行きとは違う道程の中、なにやら寝ているらしい人たちが見えて、何となく、消えた人たちの行方も納得した。

それは、昔より広くもなろうもの。いったい何人収容しているのかは、聞かないでおこうと、蛍は思った。


 「これだけど」

そろそろと差し出すと。

 「やっぱり」

そう言って彼女はまた地下に戻っていき、肩に魔器を担いで帰ってくると、それを勇者装束の上でばらまいた。

すると、それは、見事なまでに勇者装束に吸い込まれていき、あっという間になくなる。

 「へ?」

なにが起こったのか分からない蛍は、ものすごい間抜けな声を出した。

 「これは、私たちの一族が作ったものだ。昔、ここに来た勇者のために」

ぽろぽろと、彼女の目から涙が零れていく。愛おしげに勇者装束を抱き締める姿を見ていると、返してくれとも言い難く。

 「返した方が、いいよな」

魔器を吸い込んだ勇者装束は、どういう仕組みなのかすっかりと元の形に戻っている。

 「いいや。これは勇者のものだ。だからあんたが持って行け。それで、魔王に勝ってくれ。私たちの一族の作ったものが素晴らしいものであったって、あんたには知っていて貰いたいから」

少し誇らしげに笑って彼女は勇者装束を大事そうに差しだした。

 「ありがとう。使わせて貰うよ」


 その後、勇者装束の説明を聞き、蛍は、使うのは、魔王を倒すときだけにしようと思った。

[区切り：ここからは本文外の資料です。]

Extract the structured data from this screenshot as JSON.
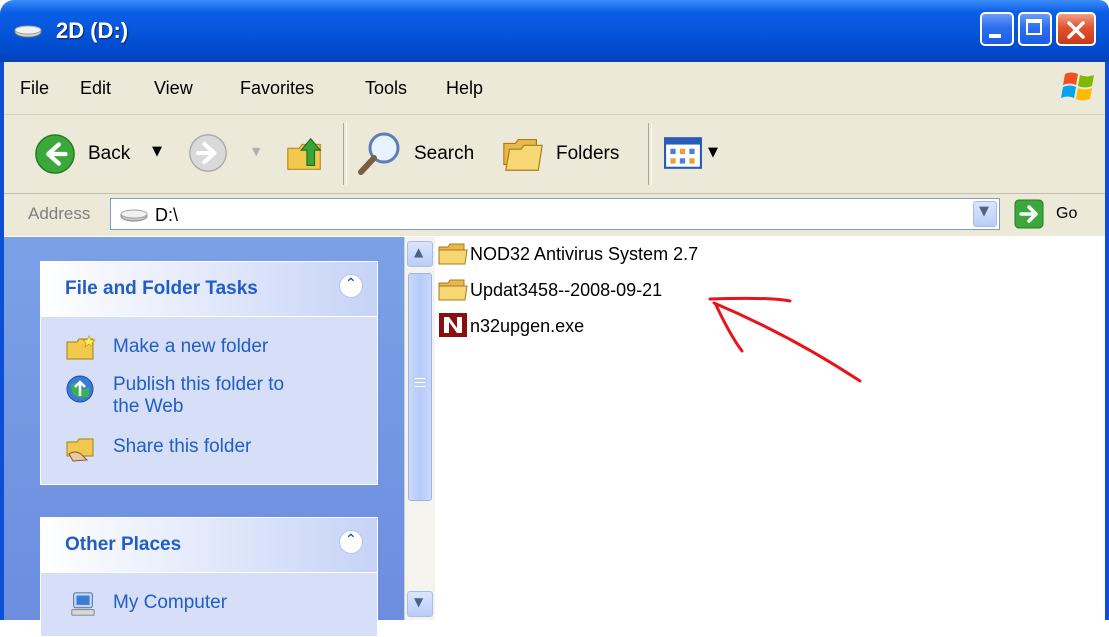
{
  "window": {
    "title": "2D (D:)",
    "buttons": [
      "minimize",
      "maximize",
      "close"
    ]
  },
  "menu": {
    "items": [
      "File",
      "Edit",
      "View",
      "Favorites",
      "Tools",
      "Help"
    ]
  },
  "toolbar": {
    "back_label": "Back",
    "search_label": "Search",
    "folders_label": "Folders"
  },
  "address": {
    "label": "Address",
    "value": "D:\\",
    "go_label": "Go"
  },
  "tasks_panel": {
    "title": "File and Folder Tasks",
    "items": [
      {
        "label": "Make a new folder",
        "icon": "new-folder-icon"
      },
      {
        "label_line1": "Publish this folder to",
        "label_line2": "the Web",
        "icon": "publish-web-icon"
      },
      {
        "label": "Share this folder",
        "icon": "share-folder-icon"
      }
    ]
  },
  "places_panel": {
    "title": "Other Places",
    "items": [
      {
        "label": "My Computer",
        "icon": "my-computer-icon"
      }
    ]
  },
  "files": [
    {
      "name": "NOD32 Antivirus System 2.7",
      "icon": "folder-icon"
    },
    {
      "name": "Updat3458--2008-09-21",
      "icon": "folder-icon"
    },
    {
      "name": "n32upgen.exe",
      "icon": "nod32-exe-icon"
    }
  ],
  "colors": {
    "titlebar": "#0554d9",
    "task_link": "#215dc6",
    "annotation_arrow": "#e8141c"
  }
}
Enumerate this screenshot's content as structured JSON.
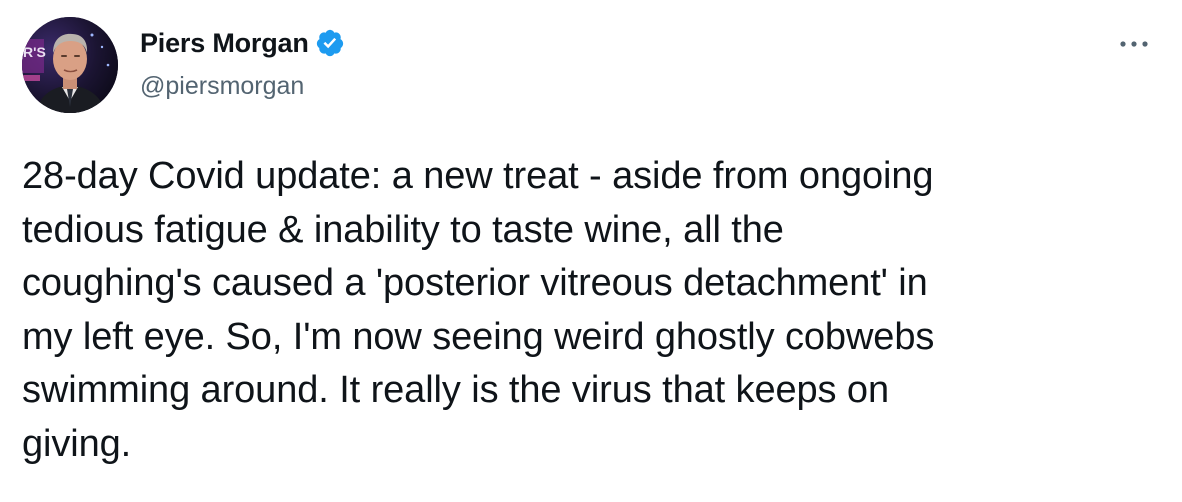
{
  "author": {
    "display_name": "Piers Morgan",
    "handle": "@piersmorgan",
    "verified": true,
    "avatar_icon": "user-avatar-photo",
    "avatar_background_text": "R'S"
  },
  "menu": {
    "more_icon": "more-horizontal-icon"
  },
  "tweet": {
    "lines": [
      "28-day Covid update: a new treat - aside from ongoing",
      "tedious fatigue & inability to taste wine, all the",
      "coughing's caused a 'posterior vitreous detachment' in",
      "my left eye. So, I'm now seeing weird ghostly cobwebs",
      "swimming around. It really is the virus that keeps on",
      "giving."
    ]
  },
  "colors": {
    "text_primary": "#0f1419",
    "text_secondary": "#536471",
    "verified_blue": "#1d9bf0",
    "background": "#ffffff"
  }
}
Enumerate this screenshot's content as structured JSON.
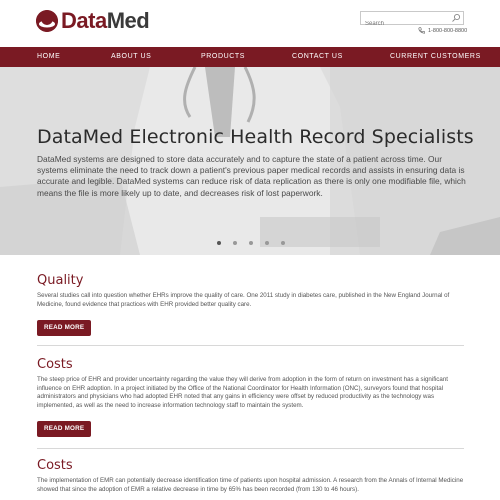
{
  "header": {
    "logo_part1": "Data",
    "logo_part2": "Med",
    "search_placeholder": "Search",
    "phone": "1-800-800-8800"
  },
  "nav": {
    "items": [
      "HOME",
      "ABOUT US",
      "PRODUCTS",
      "CONTACT US",
      "CURRENT CUSTOMERS"
    ]
  },
  "hero": {
    "title": "DataMed Electronic Health Record Specialists",
    "text": "DataMed systems are designed to store data accurately and to capture the state of a patient across time. Our systems eliminate the need to track down a patient's previous paper medical records and assists in ensuring data is accurate and legible. DataMed systems can reduce risk of data replication as there is only one modifiable file, which means the file is more likely up to date, and decreases risk of lost paperwork.",
    "slides": 5,
    "active_slide": 1
  },
  "sections": [
    {
      "title": "Quality",
      "text": "Several studies call into question whether EHRs improve the quality of care. One 2011 study in diabetes care, published in the New England Journal of Medicine, found evidence that practices with EHR provided better quality care.",
      "button": "READ MORE"
    },
    {
      "title": "Costs",
      "text": "The steep price of EHR and provider uncertainty regarding the value they will derive from adoption in the form of return on investment has a significant influence on EHR adoption. In a project initiated by the Office of the National Coordinator for Health Information (ONC), surveyors found that hospital administrators and physicians who had adopted EHR noted that any gains in efficiency were offset by reduced productivity as the technology was implemented, as well as the need to increase information technology staff to maintain the system.",
      "button": "READ MORE"
    },
    {
      "title": "Costs",
      "text": "The implementation of EMR can potentially decrease identification time of patients upon hospital admission. A research from the Annals of Internal Medicine showed that since the adoption of EMR a relative decrease in time by 65% has been recorded  (from 130 to 46 hours)."
    }
  ],
  "colors": {
    "brand": "#7a1a23",
    "text": "#555555"
  }
}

 「これの凄いところは自己修復なんだ。魔器を奪って、傷を修復していくんだ」

嬉々として彼女の語った事は衝撃以外のなにものでもなかった。それは総じて、貰いが減ると言う事である。最初の頃の貰いが少なかったのは、絶対に勇者装束のせいもあったはずだ。

そして、そんな蛍の隣では、なにやら少々不機嫌そうな巫女が居た。

 「彼女にはたいそう優しかったですね。私に対するのとは、かなり違うように思えました」

 「そりゃあ、巫女さんと彼女じゃ雲泥の差」

うっかり本音を零してしまい、危うく巫女に引導を渡され掛けた。

落ち行く意識の片隅で、蛍は思う。

本当に魔王を倒して欲しいって思っているのか、と。